宅建協会に退会手続きにいくと事務のおばさんから、「早かったですね~」の一言。笑
退会するのも早かったですが、何より1件も仲介を成立させることなく退会することになり、
「営業を始める際に払った100万円はどこに?」
といった感じでした。笑
以上、失敗談でした!ご清聴ありがとうございました。あ、でも少しだけ書き足します。
まったくの無駄ではなかった
10個サービスを立ち上げて3個成功したらOKという考えでいますので、失敗しても全然かまわないのですが、挑戦したことから学べることもあります。
今回でいうと、
・個人として不動産に関する知識がある程度身についた
・サイト売買に知識をいかしている
の2つが得たことです。
2つ目のサイト売買に知識をいかせる点は重宝しています。
同じ仲介業でありながら、不動産業は歴史が長く、知識・ノウハウが蓄積されてます。かたや、サイト売買は歴史が浅く、まだ10年や20年といったところではないでしょうか。

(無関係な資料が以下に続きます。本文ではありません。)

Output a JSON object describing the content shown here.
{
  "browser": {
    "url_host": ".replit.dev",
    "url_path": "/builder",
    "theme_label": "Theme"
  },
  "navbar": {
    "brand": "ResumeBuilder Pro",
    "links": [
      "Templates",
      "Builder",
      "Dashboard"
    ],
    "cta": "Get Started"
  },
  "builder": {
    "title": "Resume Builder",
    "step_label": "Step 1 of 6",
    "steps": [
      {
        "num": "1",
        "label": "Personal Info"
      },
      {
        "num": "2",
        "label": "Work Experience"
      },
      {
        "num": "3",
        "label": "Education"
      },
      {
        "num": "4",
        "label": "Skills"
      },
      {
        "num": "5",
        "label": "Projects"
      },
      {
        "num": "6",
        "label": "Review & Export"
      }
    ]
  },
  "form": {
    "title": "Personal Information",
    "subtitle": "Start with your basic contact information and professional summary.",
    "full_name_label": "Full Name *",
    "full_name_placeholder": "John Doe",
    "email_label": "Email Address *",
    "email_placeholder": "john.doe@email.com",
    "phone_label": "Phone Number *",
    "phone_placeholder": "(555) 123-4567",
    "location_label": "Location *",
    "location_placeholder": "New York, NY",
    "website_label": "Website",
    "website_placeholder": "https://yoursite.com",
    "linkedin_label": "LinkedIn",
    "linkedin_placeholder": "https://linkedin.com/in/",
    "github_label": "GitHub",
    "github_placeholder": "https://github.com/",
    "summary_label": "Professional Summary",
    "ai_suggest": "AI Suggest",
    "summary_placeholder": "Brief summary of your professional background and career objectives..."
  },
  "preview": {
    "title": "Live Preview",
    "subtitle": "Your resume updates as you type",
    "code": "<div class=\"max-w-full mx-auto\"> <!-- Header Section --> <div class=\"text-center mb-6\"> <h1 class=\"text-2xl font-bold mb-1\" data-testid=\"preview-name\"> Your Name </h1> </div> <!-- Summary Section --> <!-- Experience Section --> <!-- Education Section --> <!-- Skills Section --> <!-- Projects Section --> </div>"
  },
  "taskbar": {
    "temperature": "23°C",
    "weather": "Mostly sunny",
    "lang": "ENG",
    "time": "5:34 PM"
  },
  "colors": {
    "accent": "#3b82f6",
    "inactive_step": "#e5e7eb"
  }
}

サイト売買で何かトラブルが起きたときに、自社・業界内で前例がなければ、
「不動産業であればこの問題はどう対処するのだろう?」
と考えることで、解決策が簡単に見つかるケースもあるのです。
決して、サイト売買にいかすために不動産の勉強をしていたわけではありませんが、思わぬところで役立っています。
ウェブで不動産業を攻めるなら
最後に、「ウェブで不動産業を攻めるならどうするか」について気付いたことメモ。
・物件の仕入れが命なので、売主に照準をあわせる
・自社で扱う物件は範囲をできるだけ絞る(自社から半径●キロ以内 等) ※これ重要!テストにでます
・できれば物件のタイプも絞る(マンションだけ、居抜きだけ 等)
・とは言いつつ、ネット集客は全国がターゲットになりうるので、自社の守備範囲外の案件は他社あるいはアフィリに流す
このハイブリッド型がウェブで不動産業を攻めるのに効率的かなと今でも思っています。
全国何千社もの不動産業者のウェブまわりをサポートしている業者と雑談をしていて、このアイデアを話したところ、その業者のクライアントで1社だけハイブリッド型(自社+アフィリ)をおこなっているところがあるとか。